SleepTransformer: Automatic Sleep Staging with Interpretability and Uncertainty Quantification

23 May 2021  ·  Huy Phan, Kaare Mikkelsen, Oliver Y. Chén, Philipp Koch, Alfred Mertins, Maarten De Vos ·

Background: Black-box skepticism is one of the main hindrances impeding deep-learning-based automatic sleep scoring from being used in clinical environments. Methods: Towards interpretability, this work proposes a sequence-to-sequence sleep-staging model, namely SleepTransformer. It is based on the transformer backbone and offers interpretability of the model's decisions at both the epoch and sequence level.

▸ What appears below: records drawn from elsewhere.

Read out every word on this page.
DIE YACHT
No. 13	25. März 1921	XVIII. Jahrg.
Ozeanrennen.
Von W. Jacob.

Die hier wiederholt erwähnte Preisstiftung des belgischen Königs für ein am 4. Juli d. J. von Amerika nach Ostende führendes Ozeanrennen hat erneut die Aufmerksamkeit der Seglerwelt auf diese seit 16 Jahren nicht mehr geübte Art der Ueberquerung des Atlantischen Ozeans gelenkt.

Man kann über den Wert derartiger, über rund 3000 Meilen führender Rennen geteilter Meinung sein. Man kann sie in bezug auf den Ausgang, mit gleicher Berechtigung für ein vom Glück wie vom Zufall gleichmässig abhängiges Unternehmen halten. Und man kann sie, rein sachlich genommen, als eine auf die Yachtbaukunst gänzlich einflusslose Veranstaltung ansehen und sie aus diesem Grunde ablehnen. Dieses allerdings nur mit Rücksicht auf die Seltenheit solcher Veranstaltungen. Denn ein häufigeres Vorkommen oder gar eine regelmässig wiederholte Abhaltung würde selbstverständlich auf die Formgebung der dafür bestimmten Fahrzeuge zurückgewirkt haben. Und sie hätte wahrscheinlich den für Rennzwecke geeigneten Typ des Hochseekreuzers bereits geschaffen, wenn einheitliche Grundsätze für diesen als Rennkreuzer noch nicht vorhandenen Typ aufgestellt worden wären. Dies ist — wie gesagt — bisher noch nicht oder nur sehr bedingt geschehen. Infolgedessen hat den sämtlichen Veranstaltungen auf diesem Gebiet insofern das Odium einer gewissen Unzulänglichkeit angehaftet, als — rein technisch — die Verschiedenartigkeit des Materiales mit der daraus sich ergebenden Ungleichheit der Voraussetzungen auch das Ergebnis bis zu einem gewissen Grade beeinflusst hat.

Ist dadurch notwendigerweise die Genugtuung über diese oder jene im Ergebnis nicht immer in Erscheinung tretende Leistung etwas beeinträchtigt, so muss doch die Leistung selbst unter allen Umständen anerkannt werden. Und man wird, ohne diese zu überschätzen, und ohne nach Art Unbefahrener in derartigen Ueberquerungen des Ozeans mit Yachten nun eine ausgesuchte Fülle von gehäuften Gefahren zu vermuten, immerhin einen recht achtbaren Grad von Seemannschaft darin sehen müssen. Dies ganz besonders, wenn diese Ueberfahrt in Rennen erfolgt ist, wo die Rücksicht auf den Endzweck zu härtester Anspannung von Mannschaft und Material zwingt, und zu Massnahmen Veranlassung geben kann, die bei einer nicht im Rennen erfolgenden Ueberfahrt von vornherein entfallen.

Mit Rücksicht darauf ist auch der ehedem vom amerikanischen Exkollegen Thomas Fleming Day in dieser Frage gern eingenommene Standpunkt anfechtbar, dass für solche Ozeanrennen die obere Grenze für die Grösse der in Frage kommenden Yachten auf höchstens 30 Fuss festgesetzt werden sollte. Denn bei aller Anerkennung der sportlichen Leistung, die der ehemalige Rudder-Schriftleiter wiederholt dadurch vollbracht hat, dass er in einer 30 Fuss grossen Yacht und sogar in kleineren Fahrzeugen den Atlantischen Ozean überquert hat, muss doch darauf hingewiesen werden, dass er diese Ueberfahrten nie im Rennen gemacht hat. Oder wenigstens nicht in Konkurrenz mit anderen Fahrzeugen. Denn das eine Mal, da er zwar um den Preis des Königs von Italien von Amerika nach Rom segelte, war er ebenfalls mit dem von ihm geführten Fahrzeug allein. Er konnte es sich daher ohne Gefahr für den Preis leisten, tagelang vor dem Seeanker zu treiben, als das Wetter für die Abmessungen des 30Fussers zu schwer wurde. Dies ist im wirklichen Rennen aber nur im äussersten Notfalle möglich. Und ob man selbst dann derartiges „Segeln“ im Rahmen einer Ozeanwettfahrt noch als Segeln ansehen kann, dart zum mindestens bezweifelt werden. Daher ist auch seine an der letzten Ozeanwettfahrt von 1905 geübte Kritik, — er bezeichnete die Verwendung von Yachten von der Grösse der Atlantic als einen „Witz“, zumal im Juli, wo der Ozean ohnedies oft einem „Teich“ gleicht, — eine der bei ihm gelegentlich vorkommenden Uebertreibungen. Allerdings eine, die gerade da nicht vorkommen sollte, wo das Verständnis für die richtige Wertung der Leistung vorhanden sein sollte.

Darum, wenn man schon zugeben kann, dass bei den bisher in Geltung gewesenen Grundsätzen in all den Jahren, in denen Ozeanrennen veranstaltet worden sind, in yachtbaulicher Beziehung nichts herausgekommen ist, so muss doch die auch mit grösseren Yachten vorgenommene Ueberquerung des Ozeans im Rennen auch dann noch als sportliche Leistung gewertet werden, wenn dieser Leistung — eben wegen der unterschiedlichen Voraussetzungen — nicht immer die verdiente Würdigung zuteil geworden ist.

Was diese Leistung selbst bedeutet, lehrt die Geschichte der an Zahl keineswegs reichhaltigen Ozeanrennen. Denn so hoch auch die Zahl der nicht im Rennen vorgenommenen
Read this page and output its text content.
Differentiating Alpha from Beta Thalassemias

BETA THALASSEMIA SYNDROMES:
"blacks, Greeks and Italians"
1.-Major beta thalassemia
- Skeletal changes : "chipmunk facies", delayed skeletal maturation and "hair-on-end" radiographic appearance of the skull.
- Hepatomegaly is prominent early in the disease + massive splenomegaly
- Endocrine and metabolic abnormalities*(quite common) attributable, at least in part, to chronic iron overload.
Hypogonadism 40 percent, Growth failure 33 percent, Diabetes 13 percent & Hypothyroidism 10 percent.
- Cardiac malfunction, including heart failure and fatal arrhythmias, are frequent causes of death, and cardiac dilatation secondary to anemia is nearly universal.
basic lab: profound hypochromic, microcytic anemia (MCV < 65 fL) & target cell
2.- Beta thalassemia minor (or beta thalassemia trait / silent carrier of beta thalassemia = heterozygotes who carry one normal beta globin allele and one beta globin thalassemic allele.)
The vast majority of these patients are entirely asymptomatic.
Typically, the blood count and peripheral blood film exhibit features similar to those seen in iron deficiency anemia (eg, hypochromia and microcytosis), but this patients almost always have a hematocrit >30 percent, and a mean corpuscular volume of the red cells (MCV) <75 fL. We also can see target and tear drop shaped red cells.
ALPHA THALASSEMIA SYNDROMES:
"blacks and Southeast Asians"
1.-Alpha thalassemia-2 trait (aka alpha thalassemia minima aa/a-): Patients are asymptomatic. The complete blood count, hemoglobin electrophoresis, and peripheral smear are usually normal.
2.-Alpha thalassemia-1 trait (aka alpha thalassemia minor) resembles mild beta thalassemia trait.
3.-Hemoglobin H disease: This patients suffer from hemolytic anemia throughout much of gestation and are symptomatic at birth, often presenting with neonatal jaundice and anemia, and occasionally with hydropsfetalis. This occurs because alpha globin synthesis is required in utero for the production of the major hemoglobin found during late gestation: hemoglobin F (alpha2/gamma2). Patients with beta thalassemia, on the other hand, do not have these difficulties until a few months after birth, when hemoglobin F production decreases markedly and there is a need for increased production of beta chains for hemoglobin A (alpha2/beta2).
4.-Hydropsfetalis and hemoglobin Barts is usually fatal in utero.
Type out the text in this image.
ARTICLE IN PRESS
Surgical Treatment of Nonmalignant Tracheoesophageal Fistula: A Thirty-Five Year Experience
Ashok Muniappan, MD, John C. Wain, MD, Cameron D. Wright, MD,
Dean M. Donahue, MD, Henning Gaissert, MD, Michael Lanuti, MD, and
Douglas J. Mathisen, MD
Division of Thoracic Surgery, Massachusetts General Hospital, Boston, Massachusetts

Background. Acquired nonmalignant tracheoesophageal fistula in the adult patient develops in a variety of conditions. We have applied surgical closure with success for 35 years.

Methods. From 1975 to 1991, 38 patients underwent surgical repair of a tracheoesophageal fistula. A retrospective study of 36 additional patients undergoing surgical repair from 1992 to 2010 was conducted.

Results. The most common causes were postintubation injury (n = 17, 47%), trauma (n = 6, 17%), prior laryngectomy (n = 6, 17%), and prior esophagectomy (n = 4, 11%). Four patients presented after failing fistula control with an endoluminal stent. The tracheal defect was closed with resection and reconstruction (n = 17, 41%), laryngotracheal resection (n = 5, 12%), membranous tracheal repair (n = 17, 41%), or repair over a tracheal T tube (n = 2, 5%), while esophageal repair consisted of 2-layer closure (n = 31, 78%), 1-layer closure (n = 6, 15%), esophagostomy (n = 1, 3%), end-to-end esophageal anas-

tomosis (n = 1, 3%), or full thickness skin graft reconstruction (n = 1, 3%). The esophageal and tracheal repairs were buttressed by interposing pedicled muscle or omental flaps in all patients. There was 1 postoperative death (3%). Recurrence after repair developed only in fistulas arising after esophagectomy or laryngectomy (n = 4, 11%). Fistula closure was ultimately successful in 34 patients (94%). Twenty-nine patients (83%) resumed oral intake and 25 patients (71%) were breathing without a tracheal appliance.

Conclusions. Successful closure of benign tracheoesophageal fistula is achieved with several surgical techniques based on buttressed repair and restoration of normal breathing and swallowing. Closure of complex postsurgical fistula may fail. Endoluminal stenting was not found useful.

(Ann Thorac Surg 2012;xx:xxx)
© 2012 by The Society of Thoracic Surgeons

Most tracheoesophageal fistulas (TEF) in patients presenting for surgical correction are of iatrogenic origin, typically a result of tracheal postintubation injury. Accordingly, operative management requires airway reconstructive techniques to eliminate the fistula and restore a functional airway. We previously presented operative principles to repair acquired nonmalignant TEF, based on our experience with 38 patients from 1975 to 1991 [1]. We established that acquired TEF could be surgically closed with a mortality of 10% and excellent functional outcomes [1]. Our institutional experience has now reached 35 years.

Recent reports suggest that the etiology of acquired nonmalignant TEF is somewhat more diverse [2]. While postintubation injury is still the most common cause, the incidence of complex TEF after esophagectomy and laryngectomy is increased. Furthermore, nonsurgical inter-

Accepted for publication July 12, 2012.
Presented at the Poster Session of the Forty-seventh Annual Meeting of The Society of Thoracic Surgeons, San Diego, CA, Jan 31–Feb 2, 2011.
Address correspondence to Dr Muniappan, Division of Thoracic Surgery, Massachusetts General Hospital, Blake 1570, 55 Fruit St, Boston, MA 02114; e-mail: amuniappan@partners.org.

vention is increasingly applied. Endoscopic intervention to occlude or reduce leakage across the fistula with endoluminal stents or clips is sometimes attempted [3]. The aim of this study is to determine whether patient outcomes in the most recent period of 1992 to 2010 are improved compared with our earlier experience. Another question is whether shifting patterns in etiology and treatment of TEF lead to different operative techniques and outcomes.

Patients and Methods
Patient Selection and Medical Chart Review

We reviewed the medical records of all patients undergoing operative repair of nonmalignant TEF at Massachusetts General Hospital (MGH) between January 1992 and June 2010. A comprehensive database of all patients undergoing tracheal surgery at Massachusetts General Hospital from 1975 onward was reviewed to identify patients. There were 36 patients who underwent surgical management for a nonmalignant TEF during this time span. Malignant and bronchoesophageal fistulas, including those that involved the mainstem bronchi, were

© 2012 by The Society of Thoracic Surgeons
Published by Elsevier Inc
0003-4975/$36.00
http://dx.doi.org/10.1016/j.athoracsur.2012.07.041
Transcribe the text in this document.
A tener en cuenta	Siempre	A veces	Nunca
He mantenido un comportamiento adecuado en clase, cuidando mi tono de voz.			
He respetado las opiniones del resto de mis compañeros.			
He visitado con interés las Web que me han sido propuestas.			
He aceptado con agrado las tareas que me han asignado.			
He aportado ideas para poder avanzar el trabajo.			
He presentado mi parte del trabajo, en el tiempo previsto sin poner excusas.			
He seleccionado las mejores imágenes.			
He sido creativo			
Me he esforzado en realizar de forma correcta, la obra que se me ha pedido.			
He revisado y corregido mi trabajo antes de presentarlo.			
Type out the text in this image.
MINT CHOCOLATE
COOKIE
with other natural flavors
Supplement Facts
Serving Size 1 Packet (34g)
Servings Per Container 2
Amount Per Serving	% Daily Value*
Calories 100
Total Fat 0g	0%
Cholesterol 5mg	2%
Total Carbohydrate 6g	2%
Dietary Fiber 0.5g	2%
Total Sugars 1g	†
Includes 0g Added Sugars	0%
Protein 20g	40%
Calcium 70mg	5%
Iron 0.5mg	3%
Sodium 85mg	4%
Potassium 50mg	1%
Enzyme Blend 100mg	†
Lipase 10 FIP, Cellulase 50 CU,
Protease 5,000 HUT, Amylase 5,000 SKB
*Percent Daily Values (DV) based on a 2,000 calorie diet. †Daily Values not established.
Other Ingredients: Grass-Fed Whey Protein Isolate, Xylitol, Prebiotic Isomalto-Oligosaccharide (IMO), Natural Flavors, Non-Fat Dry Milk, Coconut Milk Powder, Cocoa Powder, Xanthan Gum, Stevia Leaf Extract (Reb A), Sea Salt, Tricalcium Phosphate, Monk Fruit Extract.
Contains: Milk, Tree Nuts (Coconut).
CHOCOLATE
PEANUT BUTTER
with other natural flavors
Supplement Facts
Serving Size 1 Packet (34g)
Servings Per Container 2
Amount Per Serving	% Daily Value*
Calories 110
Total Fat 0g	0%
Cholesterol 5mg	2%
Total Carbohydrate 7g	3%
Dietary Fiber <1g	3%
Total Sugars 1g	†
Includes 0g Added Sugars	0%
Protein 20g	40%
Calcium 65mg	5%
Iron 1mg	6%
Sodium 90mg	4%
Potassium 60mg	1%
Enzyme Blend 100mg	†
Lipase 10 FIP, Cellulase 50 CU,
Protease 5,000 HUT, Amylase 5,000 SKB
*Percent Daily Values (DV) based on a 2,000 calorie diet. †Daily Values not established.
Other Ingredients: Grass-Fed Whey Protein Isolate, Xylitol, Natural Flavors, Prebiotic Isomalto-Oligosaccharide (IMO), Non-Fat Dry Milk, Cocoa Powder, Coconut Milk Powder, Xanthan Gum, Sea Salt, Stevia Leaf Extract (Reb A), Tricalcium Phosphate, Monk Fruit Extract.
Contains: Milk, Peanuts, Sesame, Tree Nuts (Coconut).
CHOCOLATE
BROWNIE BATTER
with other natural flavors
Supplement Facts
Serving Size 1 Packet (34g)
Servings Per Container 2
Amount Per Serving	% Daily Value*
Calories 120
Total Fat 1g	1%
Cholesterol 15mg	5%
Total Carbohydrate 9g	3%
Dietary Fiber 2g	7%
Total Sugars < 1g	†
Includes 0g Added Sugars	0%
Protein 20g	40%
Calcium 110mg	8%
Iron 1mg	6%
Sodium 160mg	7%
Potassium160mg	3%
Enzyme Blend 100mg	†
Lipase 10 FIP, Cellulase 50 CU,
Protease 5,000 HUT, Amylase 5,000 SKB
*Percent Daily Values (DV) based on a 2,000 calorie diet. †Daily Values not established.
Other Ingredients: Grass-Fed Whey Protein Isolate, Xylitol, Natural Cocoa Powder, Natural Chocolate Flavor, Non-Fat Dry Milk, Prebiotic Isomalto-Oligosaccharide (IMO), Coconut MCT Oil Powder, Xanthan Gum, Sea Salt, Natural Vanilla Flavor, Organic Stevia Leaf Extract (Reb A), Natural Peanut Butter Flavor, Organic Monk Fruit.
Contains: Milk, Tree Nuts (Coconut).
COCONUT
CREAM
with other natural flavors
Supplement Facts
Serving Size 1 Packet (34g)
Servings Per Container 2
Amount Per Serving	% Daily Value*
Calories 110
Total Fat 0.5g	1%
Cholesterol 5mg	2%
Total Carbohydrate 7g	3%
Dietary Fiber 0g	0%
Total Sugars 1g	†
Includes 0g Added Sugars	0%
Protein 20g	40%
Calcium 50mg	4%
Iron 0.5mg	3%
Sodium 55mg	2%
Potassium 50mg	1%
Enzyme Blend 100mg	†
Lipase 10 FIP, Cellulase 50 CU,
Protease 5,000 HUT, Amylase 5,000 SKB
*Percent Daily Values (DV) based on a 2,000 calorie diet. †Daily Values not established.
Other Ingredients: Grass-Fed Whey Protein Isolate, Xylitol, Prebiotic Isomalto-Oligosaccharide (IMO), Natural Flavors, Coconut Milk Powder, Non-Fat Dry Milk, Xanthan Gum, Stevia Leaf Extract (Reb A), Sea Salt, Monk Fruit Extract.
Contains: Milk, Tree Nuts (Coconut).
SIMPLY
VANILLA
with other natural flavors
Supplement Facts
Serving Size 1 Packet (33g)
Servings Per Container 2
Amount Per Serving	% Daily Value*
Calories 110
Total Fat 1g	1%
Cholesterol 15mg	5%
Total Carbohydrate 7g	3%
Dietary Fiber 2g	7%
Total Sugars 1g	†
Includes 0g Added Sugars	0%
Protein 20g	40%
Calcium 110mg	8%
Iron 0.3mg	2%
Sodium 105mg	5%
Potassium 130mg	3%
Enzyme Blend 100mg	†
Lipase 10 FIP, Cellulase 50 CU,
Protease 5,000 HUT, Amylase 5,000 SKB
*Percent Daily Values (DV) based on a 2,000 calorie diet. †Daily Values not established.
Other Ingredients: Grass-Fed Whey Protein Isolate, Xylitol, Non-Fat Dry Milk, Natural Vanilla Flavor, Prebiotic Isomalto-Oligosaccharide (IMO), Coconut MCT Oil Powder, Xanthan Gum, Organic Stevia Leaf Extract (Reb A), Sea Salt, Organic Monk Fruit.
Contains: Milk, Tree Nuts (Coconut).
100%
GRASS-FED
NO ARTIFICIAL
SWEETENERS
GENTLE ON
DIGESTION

We further propose a simple yet efficient method to quantify uncertainty in the model's decisions. The method, which is based on entropy, can serve as a metric for deferring low-confidence epochs to a human expert for further inspection. Results: Making sense of the transformer's self-attention scores for interpretability, at the epoch level, the attention scores are encoded as a heat map to highlight sleep-relevant features captured from the input EEG signal. At the sequence level, the attention scores are visualized as the influence of different neighboring epochs in an input sequence (i.e. the context) to recognition of a target epoch, mimicking the way manual scoring is done by human experts. Conclusion: Additionally, we demonstrate that SleepTransformer performs on par with existing methods on two databases of different sizes. Significance: Equipped with interpretability and the ability of uncertainty quantification, SleepTransformer holds promise for being integrated into clinical settings.